Google finds your website through crawling a process where Googlebot visits URLs and reads their content and then decides whether to add each page to its searchable index. A page must be both crawled and indexed to appear in search results. Failures at either step mean the page does not rank, regardless of its content quality.

Understanding the difference between crawling and indexing is the first step to diagnosing why specific pages do not appear in Google search results.

What crawling is

Crawling is Google's discovery process. Googlebot a software program that visits URLs and reads their HTML follows links from page to page across the web. It finds new pages by following links from pages it has already discovered, or from URLs submitted in XML sitemaps.

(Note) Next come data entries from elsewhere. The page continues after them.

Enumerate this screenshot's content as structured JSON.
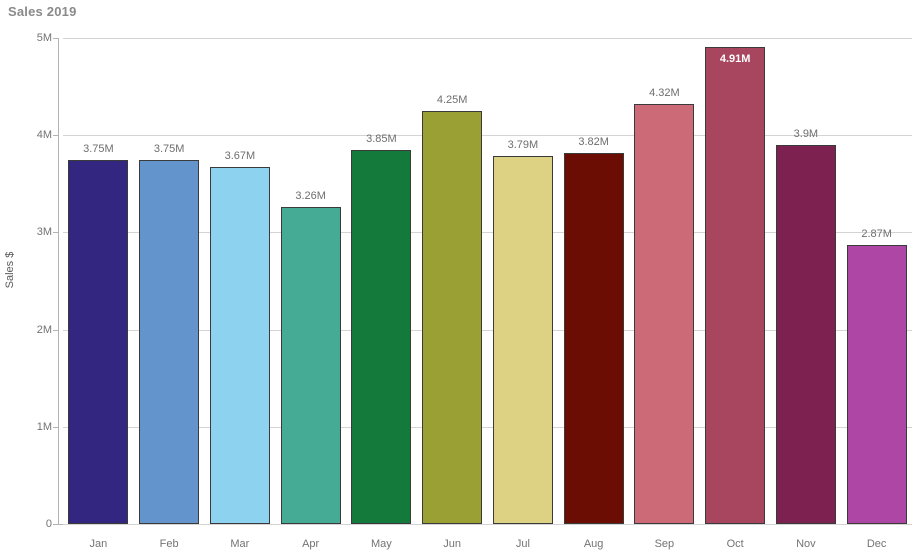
{
  "chart": {
    "title": "Sales 2019",
    "y_axis_title": "Sales $"
  },
  "chart_data": {
    "type": "bar",
    "title": "Sales 2019",
    "xlabel": "",
    "ylabel": "Sales $",
    "ylim": [
      0,
      5000000
    ],
    "ytick_labels": [
      "0",
      "1M",
      "2M",
      "3M",
      "4M",
      "5M"
    ],
    "ytick_values": [
      0,
      1000000,
      2000000,
      3000000,
      4000000,
      5000000
    ],
    "grid": true,
    "legend": "none",
    "value_format": "M",
    "categories": [
      "Jan",
      "Feb",
      "Mar",
      "Apr",
      "May",
      "Jun",
      "Jul",
      "Aug",
      "Sep",
      "Oct",
      "Nov",
      "Dec"
    ],
    "values": [
      3750000,
      3750000,
      3670000,
      3260000,
      3850000,
      4250000,
      3790000,
      3820000,
      4320000,
      4910000,
      3900000,
      2870000
    ],
    "data_labels": [
      "3.75M",
      "3.75M",
      "3.67M",
      "3.26M",
      "3.85M",
      "4.25M",
      "3.79M",
      "3.82M",
      "4.32M",
      "4.91M",
      "3.9M",
      "2.87M"
    ],
    "label_placement": [
      "above",
      "above",
      "above",
      "above",
      "above",
      "above",
      "above",
      "above",
      "above",
      "inside",
      "above",
      "above"
    ],
    "colors": [
      "#332680",
      "#6394cc",
      "#8dd3ef",
      "#45ab95",
      "#137a3c",
      "#9aa034",
      "#ddd283",
      "#6b0d03",
      "#cd6a78",
      "#a9465f",
      "#7d2150",
      "#ad46a5"
    ],
    "bar_border_color": "#3a3a3a",
    "gridline_color": "#d4d4d4",
    "axis_color": "#b3b3b3",
    "title_color": "#8a8a8a",
    "tick_label_color": "#737373",
    "data_label_color": "#6e6e6e",
    "inside_label_color": "#ffffff",
    "background": "#ffffff"
  }
}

When Googlebot visits a page, it reads the HTML, identifies the links, and adds those linked URLs to its crawl queue. The depth of your crawl coverage depends on how many internal links your site has (more links = more pages discovered), how fast your server responds (faster server = more pages crawled per session), and how authoritative Google considers your domain (more authority = higher crawl budget).

What can prevent crawling:

  • Disallow: / in your robots.txt file blocks Googlebot from visiting URLs
  • Firewall or bot-blocking rules that block Googlebot's IP ranges
  • Slow server response times that exhaust crawl budget before pages are reached
  • No internal links to a page (orphaned pages may never be discovered)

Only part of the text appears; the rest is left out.